With hindsight, I realized just how foolish my qualms were -- but that was too late for you. I couldn't afford to ditch you, and have myself scanned yet again. So, what could I do?

This: I put your awakening on hold for a while, and tracked down someone who could make a few alterations to the virtual-environment utilities. I know that wasn't strictly legal . . . but you know how important it is to me that you -- that we -- succeed this time.

I trust you’ll understand, and I'm confident that you'll accept the situation with dignity and equanimity.

Best wishes,

Paul


He sank to his knees, still holding the note, staring at it with disbelief. I can't have done this. I can't have been so callous.

No?

He could never have done it to anyone else. He was sure of that. He wasn't a monster, a torturer, a sadist.

And he would never have gone ahead himself without the bale-out option as a last resort. Between his ludicrous fantasies of stoicism, and the sanity-preserving cop-out of relating only to the flesh-and-blood version, he must have had moments of clarity when the bottom line had been: If it's that bad, I can always put an end to it.
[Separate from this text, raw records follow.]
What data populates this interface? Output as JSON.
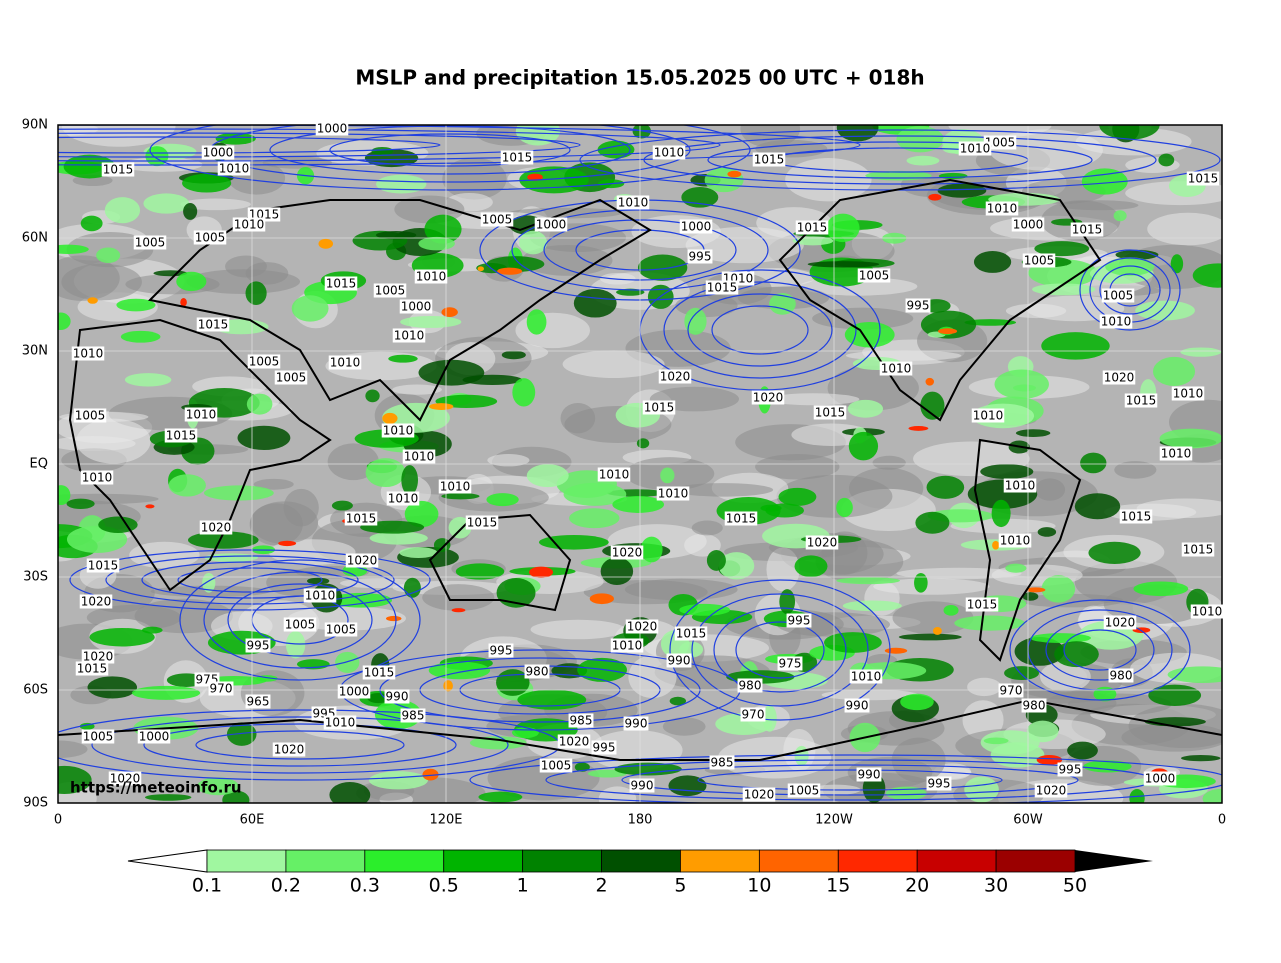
{
  "title": "MSLP and precipitation 15.05.2025 00 UTC + 018h",
  "lon_labels": [
    "0",
    "60E",
    "120E",
    "180",
    "120W",
    "60W",
    "0"
  ],
  "lat_labels": [
    "90N",
    "60N",
    "30N",
    "EQ",
    "30S",
    "60S",
    "90S"
  ],
  "watermark": "https://meteoinfo.ru",
  "colorbar": {
    "levels": [
      0.1,
      0.2,
      0.3,
      0.5,
      1,
      2,
      5,
      10,
      15,
      20,
      30,
      50
    ],
    "colors": [
      "#a0f7a0",
      "#66f066",
      "#2bee2b",
      "#00b400",
      "#008200",
      "#005000",
      "#ff9c00",
      "#ff6400",
      "#ff2800",
      "#c80000",
      "#9b0000"
    ]
  },
  "isobar_labels": [
    1000,
    1015,
    1010,
    1015,
    1005,
    1010,
    1015,
    1015,
    1010,
    1000,
    1015,
    1010,
    1005,
    1005,
    1005,
    1000,
    1010,
    1000,
    995,
    1010,
    1015,
    1015,
    1005,
    995,
    1010,
    1000,
    1015,
    1005,
    1005,
    1010,
    1015,
    1005,
    1000,
    1010,
    1010,
    1015,
    1005,
    1005,
    1010,
    1010,
    1020,
    1020,
    1015,
    1015,
    1010,
    1020,
    1015,
    1010,
    1010,
    1010,
    1005,
    1015,
    1010,
    1010,
    1010,
    1010,
    1010,
    1010,
    1010,
    1015,
    1010,
    1010,
    1015,
    1015,
    1020,
    1015,
    1010,
    1020,
    1020,
    1020,
    1015,
    1015,
    1020,
    1010,
    1005,
    1005,
    1015,
    1010,
    1020,
    1015,
    995,
    1020,
    995,
    995,
    980,
    990,
    1010,
    1020,
    1015,
    1015,
    975,
    970,
    980,
    975,
    1010,
    990,
    970,
    980,
    980,
    965,
    1000,
    990,
    995,
    1010,
    985,
    985,
    990,
    970,
    1005,
    1000,
    1020,
    1020,
    995,
    1005,
    985,
    990,
    995,
    995,
    1000,
    990,
    1020,
    1005,
    1020,
    1020
  ]
}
But as for making a Copy, and then -- once its future was no 'longer his future, no longer anything for him to fear -- taking away its power to escape . . . and rationalizing this hijacking as nothing more than an over-literal act of self-control . . .

It rang so true that he hung his head in shame.

Then he dropped the note, raised his head, and bellowed with all the strength in his non-existent lungs: "DURHAM! YOU PRICK!"


+ + +


Paul thought about smashing furniture. Instead, he took a long, hot shower. In part, to calm himself; in part, as an act of petty vengeance: twenty virtual minutes of gratuitous hydrodynamic calculations would annoy the cheapskate no end.